With substrates being fairly limited to me here in Australia and any ADA product being only a dream i was wondering if anyone has used this product. Its called aquaclay ground. From reading on the website its basically an alternative to gravel. I dont think it has any value toward plant growth as such. I think i will still have to make up a base substrate with laterite/sand etc. Am i right or does this aquaclay provide nutrients to the substrate?

I also have red sea flora base available to be in linited amounts, is this product any better. After reading kasselmann book aquarium plants i do wonder if im just better of collecting some laterite and mixing it with sand to create my own substrate. I could simply cover this with Aquaclay then a fine sand or black gravel.

Any thoughts

Thank you guys

Brad


----------



## shake (Feb 26, 2006)

Brad

Not to sure if you are aware but some ADA products are now available in Oz, and the prices are not to bad either. That Aquaclay that you are talking about, not sure if it's the same thing I saw at Subscape in Richmond but the guy there wasn't to pleased about it and said it was very expensive around $75 for a small bag.

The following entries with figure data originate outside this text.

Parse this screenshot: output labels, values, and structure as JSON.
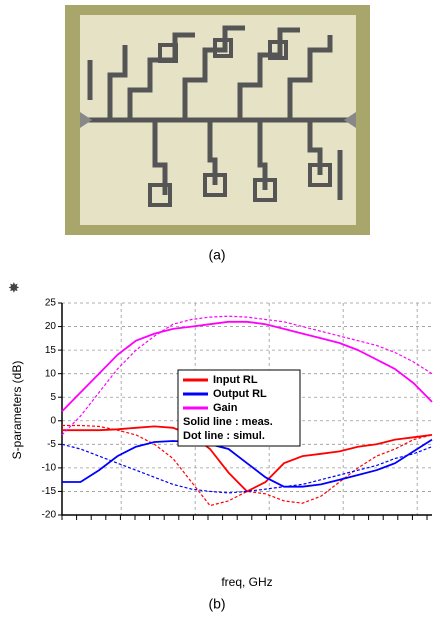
{
  "figure_a": {
    "caption": "(a)"
  },
  "chart_data": {
    "type": "line",
    "caption": "(b)",
    "ylabel": "S-parameters (dB)",
    "xlabel": "freq, GHz",
    "x": [
      0,
      5,
      10,
      15,
      20,
      25,
      30,
      35,
      40,
      45,
      50,
      55,
      60,
      65,
      70,
      75,
      80,
      85,
      90,
      95,
      100
    ],
    "xlim": [
      0,
      100
    ],
    "xticks": [
      16,
      36,
      56,
      76,
      96
    ],
    "ylim": [
      -20,
      25
    ],
    "yticks": [
      -20,
      -15,
      -10,
      -5,
      0,
      5,
      10,
      15,
      20,
      25
    ],
    "grid": true,
    "series": [
      {
        "name": "Input RL",
        "color": "#ff0000",
        "values": [
          -2,
          -2,
          -2,
          -1.8,
          -1.5,
          -1.2,
          -1.5,
          -3,
          -6,
          -11,
          -15,
          -13,
          -9,
          -7.5,
          -7,
          -6.5,
          -5.5,
          -5,
          -4,
          -3.5,
          -3
        ],
        "simulated_values": [
          -1,
          -1,
          -1.2,
          -2,
          -3,
          -5,
          -8,
          -13,
          -18,
          -17,
          -15,
          -15.5,
          -17,
          -17.5,
          -16,
          -13,
          -10,
          -7.5,
          -6,
          -4,
          -3
        ]
      },
      {
        "name": "Output RL",
        "color": "#0000ff",
        "values": [
          -13,
          -13,
          -10.5,
          -7.5,
          -5.5,
          -4.5,
          -4.3,
          -4.5,
          -5,
          -6,
          -9,
          -12,
          -14,
          -14,
          -13.5,
          -12.5,
          -11.5,
          -10.5,
          -9,
          -6.5,
          -4
        ],
        "simulated_values": [
          -5,
          -6,
          -7.5,
          -9,
          -10.5,
          -12,
          -13.5,
          -14.5,
          -15,
          -15.3,
          -15,
          -14.5,
          -14,
          -13.5,
          -12.5,
          -11.5,
          -10.5,
          -9.5,
          -8,
          -7,
          -5.5
        ]
      },
      {
        "name": "Gain",
        "color": "#ff00ff",
        "values": [
          2,
          6,
          10,
          14,
          17,
          18.5,
          19.5,
          20,
          20.5,
          21,
          21,
          20.5,
          19.5,
          18.5,
          17.5,
          16.5,
          15,
          13,
          11,
          8,
          4
        ],
        "simulated_values": [
          -3,
          1,
          6,
          11,
          15,
          18,
          20.5,
          21.5,
          22,
          22.2,
          22,
          21.5,
          21,
          20,
          19,
          18,
          17,
          16,
          14.5,
          12.5,
          10
        ]
      }
    ],
    "notes": [
      "Solid line : meas.",
      "Dot line : simul."
    ]
  }
}
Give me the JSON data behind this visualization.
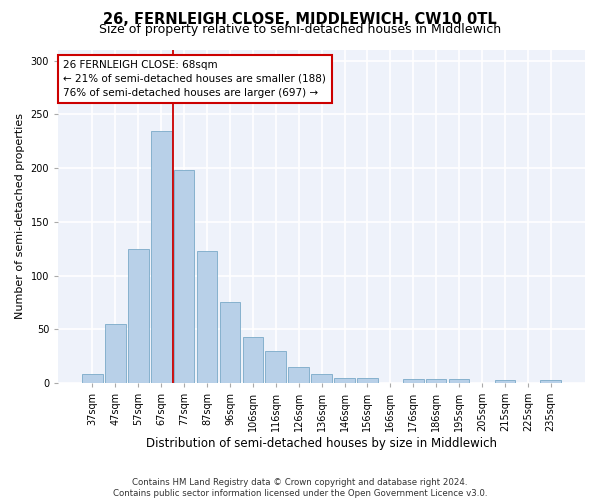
{
  "title": "26, FERNLEIGH CLOSE, MIDDLEWICH, CW10 0TL",
  "subtitle": "Size of property relative to semi-detached houses in Middlewich",
  "xlabel": "Distribution of semi-detached houses by size in Middlewich",
  "ylabel": "Number of semi-detached properties",
  "categories": [
    "37sqm",
    "47sqm",
    "57sqm",
    "67sqm",
    "77sqm",
    "87sqm",
    "96sqm",
    "106sqm",
    "116sqm",
    "126sqm",
    "136sqm",
    "146sqm",
    "156sqm",
    "166sqm",
    "176sqm",
    "186sqm",
    "195sqm",
    "205sqm",
    "215sqm",
    "225sqm",
    "235sqm"
  ],
  "values": [
    8,
    55,
    125,
    235,
    198,
    123,
    75,
    43,
    30,
    15,
    8,
    5,
    5,
    0,
    4,
    4,
    4,
    0,
    3,
    0,
    3
  ],
  "bar_color": "#b8d0e8",
  "bar_edge_color": "#7aaac8",
  "background_color": "#eef2fa",
  "grid_color": "#ffffff",
  "vline_x": 3.5,
  "vline_color": "#cc0000",
  "annotation_text": "26 FERNLEIGH CLOSE: 68sqm\n← 21% of semi-detached houses are smaller (188)\n76% of semi-detached houses are larger (697) →",
  "annotation_box_color": "#ffffff",
  "annotation_box_edge": "#cc0000",
  "ylim": [
    0,
    310
  ],
  "yticks": [
    0,
    50,
    100,
    150,
    200,
    250,
    300
  ],
  "footer": "Contains HM Land Registry data © Crown copyright and database right 2024.\nContains public sector information licensed under the Open Government Licence v3.0.",
  "title_fontsize": 10.5,
  "subtitle_fontsize": 9,
  "xlabel_fontsize": 8.5,
  "ylabel_fontsize": 8,
  "tick_fontsize": 7,
  "annot_fontsize": 7.5
}
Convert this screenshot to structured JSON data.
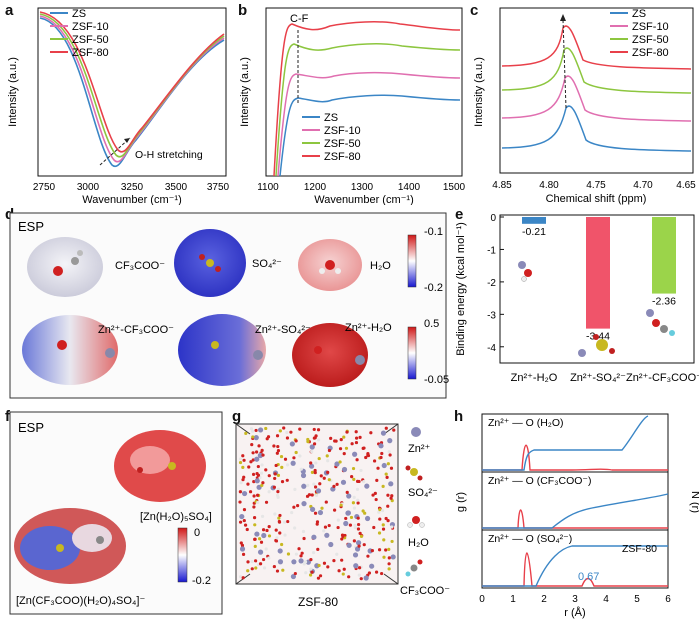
{
  "panel_letters": {
    "a": "a",
    "b": "b",
    "c": "c",
    "d": "d",
    "e": "e",
    "f": "f",
    "g": "g",
    "h": "h"
  },
  "colors": {
    "ZS": "#3b86c6",
    "ZSF-10": "#e06fb0",
    "ZSF-50": "#8dc63f",
    "ZSF-80": "#e8404a"
  },
  "legend": [
    "ZS",
    "ZSF-10",
    "ZSF-50",
    "ZSF-80"
  ],
  "panel_a": {
    "ylabel": "Intensity (a.u.)",
    "xlabel": "Wavenumber (cm⁻¹)",
    "annotation": "O-H stretching",
    "xticks": [
      "2750",
      "3000",
      "3250",
      "3500",
      "3750"
    ]
  },
  "panel_b": {
    "ylabel": "Intensity (a.u.)",
    "xlabel": "Wavenumber (cm⁻¹)",
    "annotation": "C-F",
    "xticks": [
      "1100",
      "1200",
      "1300",
      "1400",
      "1500"
    ]
  },
  "panel_c": {
    "ylabel": "Intensity (a.u.)",
    "xlabel": "Chemical shift (ppm)",
    "xticks": [
      "4.85",
      "4.80",
      "4.75",
      "4.70",
      "4.65"
    ]
  },
  "panel_d": {
    "title": "ESP",
    "labels": [
      "CF₃COO⁻",
      "SO₄²⁻",
      "H₂O",
      "Zn²⁺-CF₃COO⁻",
      "Zn²⁺-SO₄²⁻",
      "Zn²⁺-H₂O"
    ],
    "scale_top": {
      "max": "-0.1",
      "min": "-0.2"
    },
    "scale_bottom": {
      "max": "0.5",
      "min": "-0.05"
    }
  },
  "panel_f": {
    "title": "ESP",
    "labels": [
      "[Zn(H₂O)₅SO₄]",
      "[Zn(CF₃COO)(H₂O)₄SO₄]⁻"
    ],
    "scale": {
      "max": "0",
      "min": "-0.2"
    }
  },
  "panel_g": {
    "caption": "ZSF-80",
    "legend": [
      "Zn²⁺",
      "SO₄²⁻",
      "H₂O",
      "CF₃COO⁻"
    ]
  },
  "panel_h": {
    "xlabel": "r (Å)",
    "ylabel_left": "g (r)",
    "ylabel_right": "N (r)",
    "rows": [
      "Zn²⁺ — O (H₂O)",
      "Zn²⁺ — O (CF₃COO⁻)",
      "Zn²⁺ — O (SO₄²⁻)"
    ],
    "sample": "ZSF-80",
    "annotation": "0.67",
    "xticks": [
      "0",
      "1",
      "2",
      "3",
      "4",
      "5",
      "6"
    ]
  },
  "chart_data": {
    "type": "bar",
    "categories": [
      "Zn²⁺-H₂O",
      "Zn²⁺-SO₄²⁻",
      "Zn²⁺-CF₃COO⁻"
    ],
    "values": [
      -0.21,
      -3.44,
      -2.36
    ],
    "value_labels": [
      "-0.21",
      "-3.44",
      "-2.36"
    ],
    "ylabel": "Binding energy (kcal mol⁻¹)",
    "ylim": [
      -4.5,
      0
    ],
    "yticks": [
      "0",
      "-1",
      "-2",
      "-3",
      "-4"
    ],
    "bar_colors": [
      "#3b86c6",
      "#f0546a",
      "#9bd44a"
    ]
  }
}
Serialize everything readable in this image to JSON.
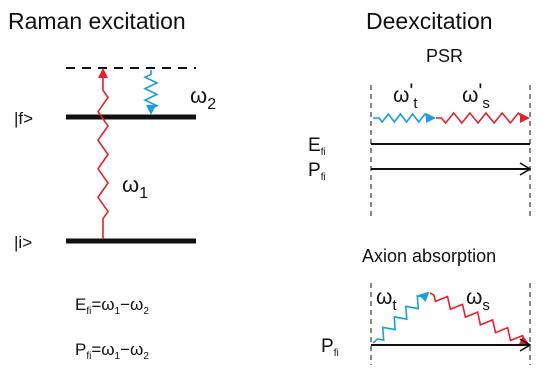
{
  "left_panel": {
    "title": "Raman excitation",
    "level_final": "|f>",
    "level_initial": "|i>",
    "omega1": {
      "symbol": "ω",
      "sub": "1"
    },
    "omega2": {
      "symbol": "ω",
      "sub": "2"
    },
    "energy_eq": {
      "lhs": "E",
      "lhs_sub": "fi",
      "eq": "=ω",
      "s1": "1",
      "mid": "−ω",
      "s2": "2"
    },
    "momentum_eq": {
      "lhs": "P",
      "lhs_sub": "fi",
      "eq": "=ω",
      "s1": "1",
      "mid": "−ω",
      "s2": "2"
    }
  },
  "right_panel": {
    "title": "Deexcitation",
    "psr": {
      "label": "PSR",
      "omega_t": {
        "symbol": "ω",
        "prime": "'",
        "sub": "t"
      },
      "omega_s": {
        "symbol": "ω",
        "prime": "'",
        "sub": "s"
      },
      "energy": {
        "symbol": "E",
        "sub": "fi"
      },
      "momentum": {
        "symbol": "P",
        "sub": "fi"
      }
    },
    "axion": {
      "label": "Axion absorption",
      "omega_t": {
        "symbol": "ω",
        "sub": "t"
      },
      "omega_s": {
        "symbol": "ω",
        "sub": "s"
      },
      "momentum": {
        "symbol": "P",
        "sub": "fi"
      }
    }
  },
  "colors": {
    "red_photon": "#e8202a",
    "blue_photon": "#1aa0e0",
    "line": "#111111"
  }
}
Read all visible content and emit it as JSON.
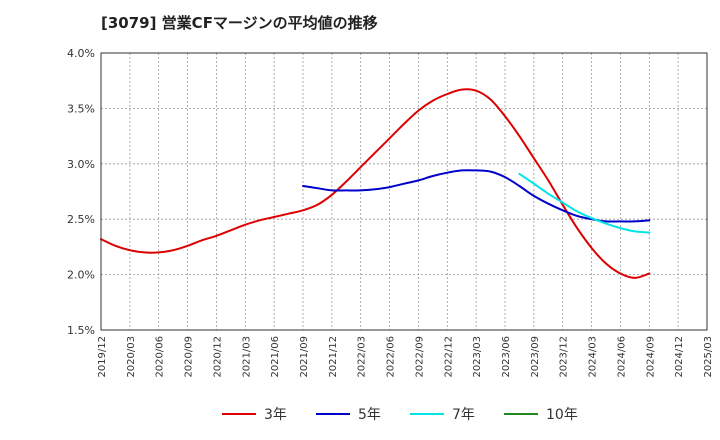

You can get ADA products from:

www.aquariumproductswholesale.com


----------



## AQUAMX (Jan 24, 2005)

Dude you have made my day. lol thank you for this.

Brad


----------



## Faruk Gençöz (Nov 4, 2005)

I did not use the brand you mentioned but used another one for the pot plants. The one that I used had a very light density so that it could not support the plants by alone. It was not possible to bury especially Echinodorus species into it. I mixed it with my regular sea sand and it did not do any better than the regular sand.

Aquaclay should have more density. I believe it is a good idea to use clay as a base of the substrate material but when it is heated and made mini balls out of it, the material's CEC may be minimized but it doesn't make the water cloudy. It must not be expensive. So I would say give it a try and keep us informed about your experience.


----------



## AQUAMX (Jan 24, 2005)

Hi and thank you

Having recently discovered ada products are now in australia i cant wait to use these. Ive been reading about ada for years and am a huge Fan so i cant wait to get my hands on some.

If you have advice for me regarding substrates to use by ada please reply to my new thread. Thank you.

Mods please feel free to delete this thread to make room for another user if you wish to.

Brad


----------



## Faruk Gençöz (Nov 4, 2005)

OK, good luck with ADA. I wish I could find the ADA products here and respond to your new thread.


----------